WASHINGTON – Capital One Financial Corporation of the United States said on Monday that a hacker accessed the details of nearly 100 million credit card applicants and customers in the US and 6 million in Canada.
The statement by Capital One said the “FBI had arrested the person responsible.”
In a separate statement, the US Department of Justice said the FBI arrested the alleged hacker, a former tech company software engineer identified as Paige A Thompson, in Seattle.
A copy of the data was found at her residence.
Thompson was arrested on charges of computer fraud and abuse for an intrusion on the stored Capital One data, which is punishable by up to five years in prison and $250,000 fine, and is set to appear for a bail hearing on Aug. 1.

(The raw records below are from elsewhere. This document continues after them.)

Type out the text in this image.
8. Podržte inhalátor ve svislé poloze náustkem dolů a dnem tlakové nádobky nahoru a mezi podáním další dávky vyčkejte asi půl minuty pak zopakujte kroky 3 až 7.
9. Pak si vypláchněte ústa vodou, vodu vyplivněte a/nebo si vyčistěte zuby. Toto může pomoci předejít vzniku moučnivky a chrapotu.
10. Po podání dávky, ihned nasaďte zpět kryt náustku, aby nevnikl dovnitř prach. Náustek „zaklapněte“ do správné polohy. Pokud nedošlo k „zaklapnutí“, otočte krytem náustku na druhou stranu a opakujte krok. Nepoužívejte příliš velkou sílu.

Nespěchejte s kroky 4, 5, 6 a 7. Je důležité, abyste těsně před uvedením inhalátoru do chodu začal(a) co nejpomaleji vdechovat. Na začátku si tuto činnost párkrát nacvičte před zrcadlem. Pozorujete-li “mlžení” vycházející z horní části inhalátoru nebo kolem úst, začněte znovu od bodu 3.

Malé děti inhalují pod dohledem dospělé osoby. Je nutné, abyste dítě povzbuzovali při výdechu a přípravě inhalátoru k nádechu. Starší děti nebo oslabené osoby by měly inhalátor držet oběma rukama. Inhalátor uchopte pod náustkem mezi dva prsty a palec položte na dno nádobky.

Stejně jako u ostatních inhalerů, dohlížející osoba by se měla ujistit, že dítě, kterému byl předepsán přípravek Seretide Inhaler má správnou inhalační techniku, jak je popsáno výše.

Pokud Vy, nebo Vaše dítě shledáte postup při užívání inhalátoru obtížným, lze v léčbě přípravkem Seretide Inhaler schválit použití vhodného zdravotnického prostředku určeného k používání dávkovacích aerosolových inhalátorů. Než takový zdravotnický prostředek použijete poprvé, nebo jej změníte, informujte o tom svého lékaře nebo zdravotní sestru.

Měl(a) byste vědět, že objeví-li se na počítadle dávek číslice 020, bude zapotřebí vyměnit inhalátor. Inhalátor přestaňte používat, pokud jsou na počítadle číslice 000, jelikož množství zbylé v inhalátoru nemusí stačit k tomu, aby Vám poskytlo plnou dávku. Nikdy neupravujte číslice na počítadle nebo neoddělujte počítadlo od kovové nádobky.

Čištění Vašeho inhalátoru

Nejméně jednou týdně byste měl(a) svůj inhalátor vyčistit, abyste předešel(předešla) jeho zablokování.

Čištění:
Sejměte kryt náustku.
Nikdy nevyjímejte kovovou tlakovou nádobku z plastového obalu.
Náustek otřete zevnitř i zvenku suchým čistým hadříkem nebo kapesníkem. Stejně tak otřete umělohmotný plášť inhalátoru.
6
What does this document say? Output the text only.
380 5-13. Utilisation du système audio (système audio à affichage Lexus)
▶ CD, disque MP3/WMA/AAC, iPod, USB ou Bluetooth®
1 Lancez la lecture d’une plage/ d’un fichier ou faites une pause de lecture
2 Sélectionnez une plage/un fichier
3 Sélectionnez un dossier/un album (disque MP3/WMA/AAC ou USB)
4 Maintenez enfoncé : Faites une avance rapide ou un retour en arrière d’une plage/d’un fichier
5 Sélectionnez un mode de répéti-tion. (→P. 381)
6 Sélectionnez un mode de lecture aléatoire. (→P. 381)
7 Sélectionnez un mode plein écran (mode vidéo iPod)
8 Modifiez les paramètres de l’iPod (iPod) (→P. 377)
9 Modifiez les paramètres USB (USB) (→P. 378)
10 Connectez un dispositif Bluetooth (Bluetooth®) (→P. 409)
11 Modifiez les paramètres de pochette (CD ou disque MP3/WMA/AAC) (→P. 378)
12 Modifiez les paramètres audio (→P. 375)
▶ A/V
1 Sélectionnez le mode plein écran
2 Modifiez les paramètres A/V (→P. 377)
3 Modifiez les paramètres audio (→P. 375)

“While I am grateful that the perpetrator has been caught, I am deeply sorry for what has happened. I sincerely apologize for the understandable worry this incident must be causing those affected and I am committed to making it right,” said Chairman and CEO of Capital One, Richard D. Fairbank.
Consumers and small businesses who had applied for credit card products between 2005 and 2019 were affected, according to the bank.
In the majority of the cases, personal information including names, addresses, phone numbers, dates of birth, income and credit history was compromised.
Thompson was able to access social security numbers of 140,000 people in the US and 1 million in Canada as well as linked bank account numbers of 80,000 customers, Capital One said.
According to legal documents, Thompson had posted about her theft on information sharing site GitHub.
A GitHub user saw the post then alerted Capital One on July 17 to the possibility that it had suffered data theft. Capital One contacted the FBI two days later.
Capital One is ranked 10th on the list of largest banks in the country with some $373.6 billion in assets.